Development finance institutions face unprecedented pressure to mobilize private investment. With climate goals looming and public budgets stretched thin, the World Bank Group (WBG) is being asked to step up its game—including when it comes to supporting the clean energy transition. In a new paper published by the German Institute of Development and Sustainability (IDOS), my coauthor Adrian Schmieg and I ask whether the WBG is effectively translating that ambition into reality.
To answer this question, we zoom in on how the WBG supports energy-sector reforms, with a particular focus on renewables. We examine how various World Bank instruments—diagnostic reports, strategic planning frameworks, and policy-based lending—line up in practice. Do these tools form a coherent chain that delivers reform on the ground? Or are they more siloed than synergistic? The answer leans toward the latter.
We focus our analysis on three case countries: Romania, Bangladesh, and Cameroon. In all three, we find that while the World Bank produces solid diagnostic analysis and often highlights key policy constraints, these insights don’t consistently inform its country strategies—or its lending programs. The Country Partnership Frameworks (CPFs), which are meant to operationalize the World Bank’s work in each country, often fail to reflect the most critical reform needs identified in diagnostics. Even when CPFs do pick up on these themes, the policy-based lending instruments that follow—especially the Prior Actions and Disbursement-Linked Indicators—tend to fall short. In many cases, these instruments are unambitious, disconnected from the diagnostics, or too vague to drive reform momentum.
This pattern has serious implications for the World Bank’s efficiency in mobilizing private capital. Investors need confidence not only in project pipelines but also in the underlying policy and regulatory environment. That said, we don’t suggest in our paper that the WBG is ignoring the problem. On the contrary, current leadership—under President Ajay Banga—has signaled that greater coherence across institutions is a top priority. The World Bank leadership has introduced organizational changes to improve internal coordination and bring private-sector insights into the heart of bank operations. It has established the Private Sector Investment Lab—a collaboration between the WBG and CEOs of leading global private sector institutions—to develop scalable approaches to mobilizing private capital.
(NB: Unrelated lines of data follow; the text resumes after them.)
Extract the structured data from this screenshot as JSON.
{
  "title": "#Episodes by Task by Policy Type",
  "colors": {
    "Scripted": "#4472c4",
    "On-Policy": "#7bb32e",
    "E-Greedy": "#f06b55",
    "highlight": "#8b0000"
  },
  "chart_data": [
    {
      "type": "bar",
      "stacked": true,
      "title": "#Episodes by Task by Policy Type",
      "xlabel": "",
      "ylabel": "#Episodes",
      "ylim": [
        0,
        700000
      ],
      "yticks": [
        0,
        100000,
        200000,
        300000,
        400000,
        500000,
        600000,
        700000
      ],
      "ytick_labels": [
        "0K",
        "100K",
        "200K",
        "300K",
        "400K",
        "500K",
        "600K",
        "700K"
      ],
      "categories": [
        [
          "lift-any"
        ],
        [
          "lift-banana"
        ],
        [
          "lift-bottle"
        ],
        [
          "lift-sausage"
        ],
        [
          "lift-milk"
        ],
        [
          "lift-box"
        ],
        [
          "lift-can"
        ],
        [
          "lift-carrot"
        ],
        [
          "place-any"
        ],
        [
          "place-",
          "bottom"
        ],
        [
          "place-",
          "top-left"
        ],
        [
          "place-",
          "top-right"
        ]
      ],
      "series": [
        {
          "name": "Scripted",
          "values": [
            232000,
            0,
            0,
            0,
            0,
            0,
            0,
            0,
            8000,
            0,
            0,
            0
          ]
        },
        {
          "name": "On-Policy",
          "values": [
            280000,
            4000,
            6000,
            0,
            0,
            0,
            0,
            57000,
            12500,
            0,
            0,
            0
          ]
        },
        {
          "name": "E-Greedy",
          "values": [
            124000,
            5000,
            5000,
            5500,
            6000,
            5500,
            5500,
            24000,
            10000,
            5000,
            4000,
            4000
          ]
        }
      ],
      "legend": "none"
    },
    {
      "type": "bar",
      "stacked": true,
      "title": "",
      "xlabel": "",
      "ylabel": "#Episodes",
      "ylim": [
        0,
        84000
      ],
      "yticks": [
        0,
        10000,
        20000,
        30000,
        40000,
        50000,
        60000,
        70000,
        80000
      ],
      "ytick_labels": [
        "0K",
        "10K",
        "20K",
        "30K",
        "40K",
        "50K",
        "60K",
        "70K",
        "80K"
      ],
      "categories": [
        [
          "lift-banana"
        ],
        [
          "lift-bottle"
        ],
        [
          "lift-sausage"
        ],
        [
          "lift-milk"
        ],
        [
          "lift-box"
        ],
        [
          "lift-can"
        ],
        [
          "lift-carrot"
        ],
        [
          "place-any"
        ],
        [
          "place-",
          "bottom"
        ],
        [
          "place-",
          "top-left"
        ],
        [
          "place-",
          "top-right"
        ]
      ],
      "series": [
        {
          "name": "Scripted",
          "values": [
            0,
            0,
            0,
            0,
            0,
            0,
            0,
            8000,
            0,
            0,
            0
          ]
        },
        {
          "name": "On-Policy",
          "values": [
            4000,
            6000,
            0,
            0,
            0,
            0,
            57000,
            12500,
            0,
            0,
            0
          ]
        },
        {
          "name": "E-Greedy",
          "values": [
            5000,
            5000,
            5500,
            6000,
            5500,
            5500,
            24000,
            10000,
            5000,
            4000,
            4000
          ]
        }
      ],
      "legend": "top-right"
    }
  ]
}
But structural change takes time, and the real test is whether these new initiatives can improve country-level performance in practice.
We make four targeted recommendations that could help the World Bank promote private sector investment in green energy:
- Diagnostic reports should clearly identify the most binding policy constraints and suggest specific steps to tackle them. That would make them much more actionable and useful for shaping country strategies.
- CPFs should include an annex summarizing the key recommendations from the diagnostics and explain how they are being carried forward—or why they are not. This would build transparency and help ensure that strategy follows evidence.
- The World Bank should make better use of fiscal policy tools to drive decarbonization. Given the influence of public budgets in shaping energy systems, stronger integration of fiscal reform into energy policy support is essential—especially as the World Bank is now revising its energy strategy.
- Public sector representatives should be part of the Private Sector Lab, as workable solutions require the collaboration of both public and private perspectives.
Our paper is both a critique and a constructive guide. It underscores the potential of the WBG to act as a true catalyst for private investment in the clean energy transition—but warns that potential won’t be realized unless key institutional linkages are strengthened. For policymakers, the message is straightforward: if we want the World Bank to deliver on private finance, we should insist on greater coherence between its analysis, strategy, and funding instruments.